David Guetta Speaks to VIBE: The Never-Before Told Story (page 2)

Before becoming a hit-making producer and globe-trotting master of ceremonies, Pierre David Guetta grew up in Paris saving pennies for vinyl records he’d rush home from school to practice mixing. Begging club owners for a shot, he scored his first club gig at 17, yet neither of his left-winged parents—a Belgian mother and a restaurateur father of Moroccan Jewish lineage—initially disapproved of his DJ aspirations.
“I started as a hip-hop DJ 20 years ago, and then I discovered house music and I fell in love with it,” Guetta recalls. “I was one of the first house music DJs in France, but I kept listening to urban music. It was a dream to find a way to make them work together.” He hosted at Parisian clubs through the ’90s, also releasing hip-hop collaborations like “Nation Rap,” with French MC Sidney Duteil.
By 2001, production took the forefront. Guetta signed to Virgin France and dropped his debut album, Just a Little More Love, a major success in his home country that quickly opened borders for international DJing gigs, from the States to Japan. He continued dropping albums and compilations that buzzed heavily in Europe, and by the time U.S. mainstream artists started discovering the eager producer-DJ, it was only natural that a new breed of superstar was born.
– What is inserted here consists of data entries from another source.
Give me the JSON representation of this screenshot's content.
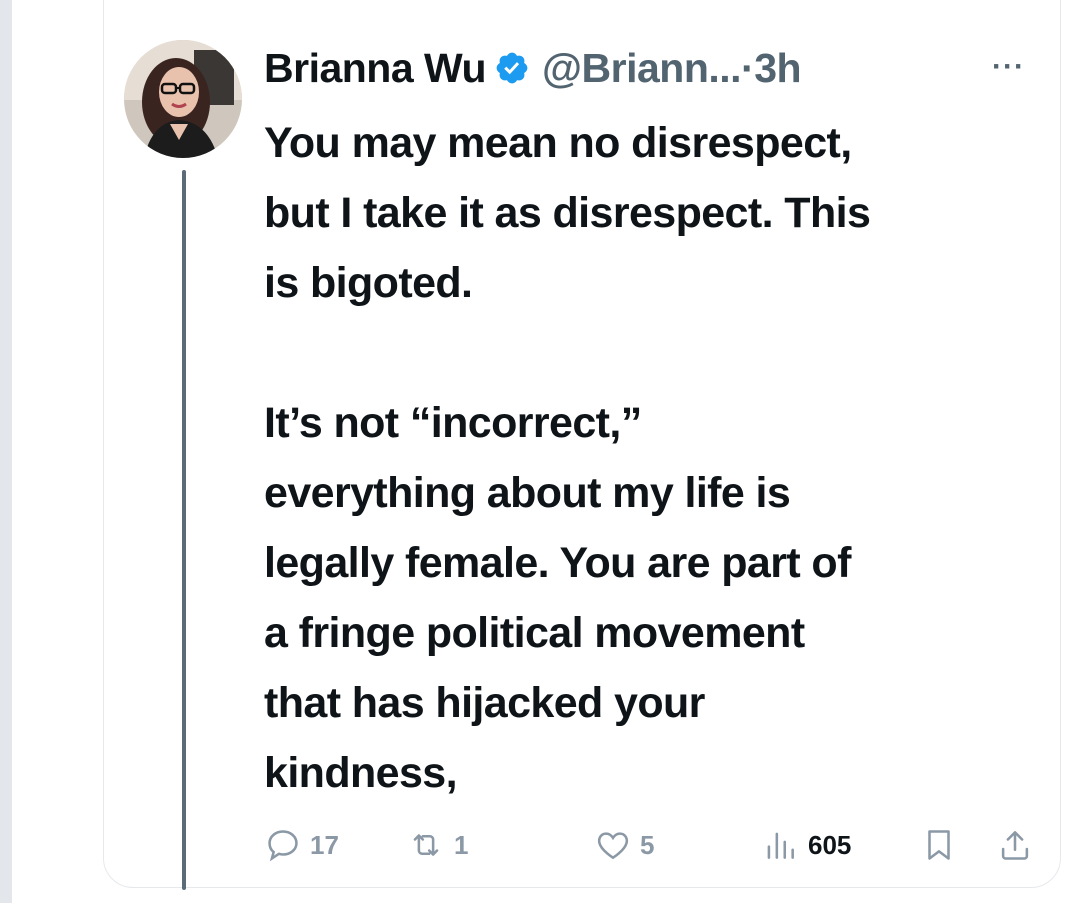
{
  "tweet": {
    "author_name": "Brianna Wu",
    "handle": "@Briann...",
    "separator": "·",
    "time": "3h",
    "more": "···",
    "paragraph1_line1": "You may mean no disrespect,",
    "paragraph1_line2": "but I take it as disrespect. This",
    "paragraph1_line3": "is bigoted.",
    "paragraph2_line1": "It’s not “incorrect,”",
    "paragraph2_line2": "everything about my life is",
    "paragraph2_line3": "legally female. You are part of",
    "paragraph2_line4": "a fringe political movement",
    "paragraph2_line5": "that has hijacked your",
    "paragraph2_line6": "kindness,"
  },
  "actions": {
    "replies": "17",
    "retweets": "1",
    "likes": "5",
    "views": "605"
  },
  "icons": {
    "avatar": "avatar",
    "verified": "verified-badge-icon",
    "more": "more-icon",
    "reply": "reply-icon",
    "retweet": "retweet-icon",
    "like": "heart-icon",
    "views": "views-icon",
    "bookmark": "bookmark-icon",
    "share": "share-icon"
  },
  "colors": {
    "text": "#0f1419",
    "secondary": "#536471",
    "action_gray": "#8b98a5",
    "verified_blue": "#1d9bf0",
    "thread_line": "#5b6b78"
  }
}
In a happy twist of fate meeting talent, Guetta got his big chance while spinning at a club one evening in 2009. “I played the instrumental of ‘When Love Takes Over’ and Kelly Rowland was there. She became really emotional and asked me what the record was and if she could sing on it. It was an honor,” says Guetta, who remembers receiving a call from will.i.am to produce “I Got a Feeling” for the Black Eyed Peas the same week. Everything truly changed when Guetta linked with Akon for “Sexy Bitch,” a smash hit that torched airwaves, house and urban clubs. “That was the beginning of that new sound,” he pinpoints.
America suddenly had a new musical hero. But the crossover crown didn’t come without backlash. R&B purists condemned him for bastardizing artists like Usher’s and Jennifer Hudson’s customary soul and converting them into worldlier, party-starting anthems. “I’m just using electronic sounds, soulful chords, rock codes and urban melodies on up-tempo beats. It’s like taking the best from all of the different worlds,” says Guetta. His crystal blue eyes light up when he speaks about music. “‘Without You’ was perfect because it’s capturing that emotion, but also the pumping… [But] I don’t want to be stuck in that sound. Because I’m a DJ, I also have the responsibility of moving things forward. I’m already somewhere else.”
Back in his trailer, David Guetta’s musical journey is coming full circle. A pensive, illuminating look takes over his should-be exhausted eyes as he greets Mike Bindra, the man who once ran NYC club Twilo in the ’90s—a nightspot Guetta would wait in line for hours to get into. The man is now producing Electric Zoo, where Guetta is the headlining act. “When our friends’ 11-year-old kids—and their parents—are begging to come to E-Zoo to see David Guetta, we know that a paradigm shift has taken place,” says Electric Zoo’s executive producers Mike Bindra and Laura De Palma.
Yet, even as Guetta worked the knobs and controllers poking from the DJ console like a scion of sound during tonight’s live show, there are naysayers. For the millions of fans out there hanging onto Guetta’s every bass-drop, there are plenty of bloggers and artists who enjoy jabbing at his skill set. In a June 2012 Rolling Stone interview, fellow jockey deadmau5 poked at Guetta, calling him a button-pusher who needs merely “two iPods and a mixer” to make people happy. But Guetta insists he’s working his ass off behind the decks.
“For so many years I DJed in clubs and learned the hard way,” Guetta explains. “The big DJs start by being bedroom producers and they have a hit and suddenly start playing in front of thousands of people. But the way I did it was by working six nights, playing eight hours sets every night. I’ve learned a lot about how to communicate with the crowd, so when my music crossed over that stayed. The connection with the people is what makes the difference for me.”
But just what exactly separates Guetta from, say, a Funkmaster Flex? “If you listen to a hip-hop DJ, he’s not playing his own music. It makes a huge difference,” he clarifies. “When I perform, everything you hear is me playing my own music. You’ll hear unreleased music; every record I play, I will edit and use parts of another record to make it unique. I’m not gonna play what you hear on the radio.”
Guetta has to bolt. His nonstop itinerary has him in El Paso, Texas, tomorrow for Sun City Music Festival, followed by a gig in Vegas the following night. But for now, he’s got some friends camping out in front of his trailer. Guetta has adjusted to the lifestyle, and he’s confident the electro tunes currently dominating charts will continue to sustain it. “It’s going to have the exact same cycle that hip-hop had,” Guetta says of EDM. “When hip-hop first started becoming mainstream, it stayed there for 10–15 years. I think we have 10 more years at the top.”